Instructors set up detailed instructions in the Peer Review tool, detailing the requirements for the assignment and important deadlines. Written documents, video, or audio files can be added to the instructions to provide more explanations. Students read the instructions and discuss their questions with instructors during an in-class session.
Students work on three deliverables relating to concepts of different chapters, which can be in any format (essay, report, video, podcast, presentation, etc.). In this case, the deliverable is a Teach-Back slide, slide decks with detailed text in notes where students explain specific concepts and connect them to an assigned topic. If students submit a slide deck and the text in notes matters, it must be submitted as a PDF.
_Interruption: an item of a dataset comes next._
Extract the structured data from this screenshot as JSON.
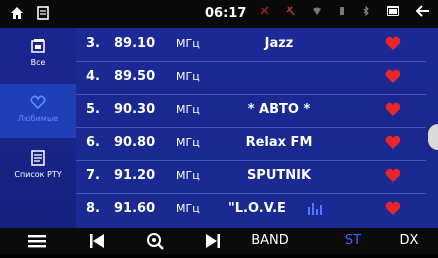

Students upload 3 TB slides to the Peer Review tool, where they need to give feedback on 3 of their peer’s submissions based on a rubric designed by the instructor. Students are also encouraged to provide written feedback, which helps them receive better ratings in the next step.
Once the students complete reviewing 3 submissions, they receive 3 sets of reviews on their submissions. They need to read these reviews carefully, then rank and assign medals to each review (gold, silver, bronze) based on “helpfulness.” There are 3 review rounds in total. It is also important that the instructors discuss with students what “helpfulness" means in this context to encourage objective and fair ratings.
After each peer review round, instructors publish a leaderboard showing the review ratings. Data for the leaderboard can be exported via the analytics dashboard in Peer Review. Instructors then upload the data to an Excel sheet, check students' ratings, and fill out the leaderboard.
Based on peer reviews received in the previous stages, students improve their work and submit them for final grading in the Assignment Review tool. They also submit a “response to reviewer”, in which they reflect on the changes they made and didn't make. This can only be seen by the instructor and teaching assistant. Instructors can use this guide to help students in writing the “response to reviewer".